Sedang sebagian jamaah cenderung “royal” dalam berburu oleh-oleh. Royal dalam arti menghabiskan banyak waktu dan menghabiskan banyak uang untuk berbelanja. Bahkan mungkin ada jamaah yang semangat berbelanja untuk oleh-olehnya terlalu tinggi, sehingga menghabiskan lebih banyak waktu untuk berbelanja dibanding tawaf atau itikaf di Masjid Haram.
Dalam hubungan ini sejak tahun 2006 lalu, jamaah haji asal Aceh mendapat sebuah keistimewaan yaitu pemberian uang oleh Nazhir Wakaf Baitul Asyi. Uang ini berasal dari hasil harta wakaf seorang dermawan asal Aceh lebih dua ratus tahun yang lalu. Banyak jamaah yang tidak mengetahui asal usul uang ini sehingga menganggapnya sebagai “rejeki nomplok”, yang dengan gampang dibelanjakan secara boros atau untuk sesuatu yang kurang bermanfaat. Untuk itu penulis ingin memberikan beberapa catatan tentang Wakaf Baitul Asyi sebagai wakaf produktif, semoga bermanfaat terutama bagi jamaah yang akan menunaikan ibadah haji.
Dalam Akta Ikrar Wakaf (asli) yang tersimpan pada Nazhir, disebutkan bahwa harta ini merupakan wakaf seorang dermawan asal Aceh Habib bin Bugak. Dari tulisan yang secara jelas tertera dalam ikrar, akan diketahui bahwa Habib merupakan nama bukan gelar, begitu juga Bugak merupakan nama orang bukan nama tempat. Dalam Akta Ikrar Wakaf tidak ada keterangan tentang asal usul atau tempat tinggal Wakif. Jadi kalau ada pihak yang menganggap Habib merupakan gelar dan beliau mempunyai nama asli yang lain, maka mesti didasarkan kepada sumber lain yang dapat dipercaya.
Penulis juga pernah terpengaruh bahwa Habib adalah gelar dan Bugak adalah nama tempat, sehingga menganggap Habib bin Bugak masih mempunyai nama yang lain. Tetapi ketika tahu bukti yang diajukan tidak kuat, maka penulis cenderung berpendapat bahwa Habib bin Bugak adalah nama asli. Penulis merasa lebih aman untuk berpegang pada Akta Ikrar Wakaf bahwa Habib bin Bugak adalah nama asli bukan gelar atau samaran.
Dalam ikrar yang ditulis tahun 1222 H yang lalu (sekitar 1808 Miladiah, ketika Aceh masih merupakan negara yang berdaulat, sebelum diperangi oleh Belanda), tertulis bahwa seorang dermawan asal Aceh mewakafkan sebuah rumah yang diperuntukkan bagi jamaah haji asal Aceh dan orang asal Aceh yang bermukim (menetap) di Mekkah.

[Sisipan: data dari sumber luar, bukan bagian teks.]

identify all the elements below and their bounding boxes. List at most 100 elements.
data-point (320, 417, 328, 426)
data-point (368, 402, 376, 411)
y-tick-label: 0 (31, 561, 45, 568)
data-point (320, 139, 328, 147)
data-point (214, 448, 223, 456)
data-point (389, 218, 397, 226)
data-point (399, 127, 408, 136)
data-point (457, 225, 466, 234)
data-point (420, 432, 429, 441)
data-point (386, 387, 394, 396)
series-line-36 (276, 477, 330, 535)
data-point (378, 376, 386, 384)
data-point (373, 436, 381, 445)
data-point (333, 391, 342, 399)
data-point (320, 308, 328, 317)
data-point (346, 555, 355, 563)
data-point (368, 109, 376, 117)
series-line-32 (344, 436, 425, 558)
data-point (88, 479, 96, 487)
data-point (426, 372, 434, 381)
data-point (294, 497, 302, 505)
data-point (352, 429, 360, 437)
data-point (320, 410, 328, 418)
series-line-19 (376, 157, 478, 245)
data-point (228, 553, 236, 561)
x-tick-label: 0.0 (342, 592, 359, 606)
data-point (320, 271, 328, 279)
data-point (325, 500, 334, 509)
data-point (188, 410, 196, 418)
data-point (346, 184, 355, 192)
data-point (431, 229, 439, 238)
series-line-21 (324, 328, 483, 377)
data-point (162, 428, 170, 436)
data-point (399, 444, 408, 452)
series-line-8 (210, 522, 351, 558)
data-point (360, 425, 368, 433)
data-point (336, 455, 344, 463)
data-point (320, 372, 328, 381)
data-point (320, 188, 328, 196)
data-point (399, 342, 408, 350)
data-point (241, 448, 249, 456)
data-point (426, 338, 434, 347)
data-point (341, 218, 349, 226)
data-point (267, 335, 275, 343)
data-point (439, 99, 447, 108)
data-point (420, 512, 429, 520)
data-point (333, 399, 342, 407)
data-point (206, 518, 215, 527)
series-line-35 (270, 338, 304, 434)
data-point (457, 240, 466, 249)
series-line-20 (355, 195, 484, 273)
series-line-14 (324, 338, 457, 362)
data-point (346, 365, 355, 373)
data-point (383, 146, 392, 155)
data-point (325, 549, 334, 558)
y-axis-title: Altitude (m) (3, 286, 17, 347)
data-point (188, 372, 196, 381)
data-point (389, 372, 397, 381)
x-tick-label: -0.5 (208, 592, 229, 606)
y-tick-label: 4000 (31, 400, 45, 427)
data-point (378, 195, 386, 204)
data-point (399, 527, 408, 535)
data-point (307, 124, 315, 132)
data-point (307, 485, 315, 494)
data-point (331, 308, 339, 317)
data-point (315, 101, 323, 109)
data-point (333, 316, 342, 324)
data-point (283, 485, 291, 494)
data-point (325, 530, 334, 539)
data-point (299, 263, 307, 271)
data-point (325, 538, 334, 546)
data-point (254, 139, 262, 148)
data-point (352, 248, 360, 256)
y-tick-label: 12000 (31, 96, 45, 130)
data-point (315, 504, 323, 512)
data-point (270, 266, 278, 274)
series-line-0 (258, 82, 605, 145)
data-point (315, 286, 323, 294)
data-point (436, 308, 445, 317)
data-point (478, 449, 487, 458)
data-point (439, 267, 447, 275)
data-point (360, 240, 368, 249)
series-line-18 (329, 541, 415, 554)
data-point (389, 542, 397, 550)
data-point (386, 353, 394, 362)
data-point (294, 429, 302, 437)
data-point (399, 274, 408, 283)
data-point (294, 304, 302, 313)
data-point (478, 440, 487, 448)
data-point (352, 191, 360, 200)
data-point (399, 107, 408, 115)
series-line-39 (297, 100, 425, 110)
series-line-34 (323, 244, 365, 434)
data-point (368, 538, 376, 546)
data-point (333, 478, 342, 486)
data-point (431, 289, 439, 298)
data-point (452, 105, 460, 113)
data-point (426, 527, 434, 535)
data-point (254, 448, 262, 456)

Di Mekkah wakaf ini dikenal dengan nama Wakaf Habib bin Bugak atau Wakaf Baitul Asyi.
Rumah ini sejak diwakafkan dahulu, telah ditempati oleh jemaah asal Aceh apabila mereka memilih Nazhir rumah wakaf tersebut sebagai syekh (pembimbing haji). Tetapi mulai awal tahun 1980-an, Pemerintah Arab Saudi mengubah cara pelayanan jemaah haji dari sistem syeikh yang bersifat individual menjadi sistem mu’assasah yang bersifat kelembagaan. Sejak masa ini penginapan bagi jamaah haji Indonesia disewa oleh Pemerintah Indonesia dan jemaah haji asal Aceh sama seperti jamaah haji asal Indonesia lainnya ditempatkan di rumah yang dipilih/disewa oleh Pemerintah Indonesia.
Dengan perubahan ini, rumah wakaf tersebut tidak dapat lagi dipilih oleh jamaah haji asal Aceh untuk mereka tempati. Karena tidak dapat lagi ditempati oleh jamaah asal Aceh, Rumah Wakaf ini oleh Nazhir disewakan kepada jamaah yang berasal dari berbagai negara lain.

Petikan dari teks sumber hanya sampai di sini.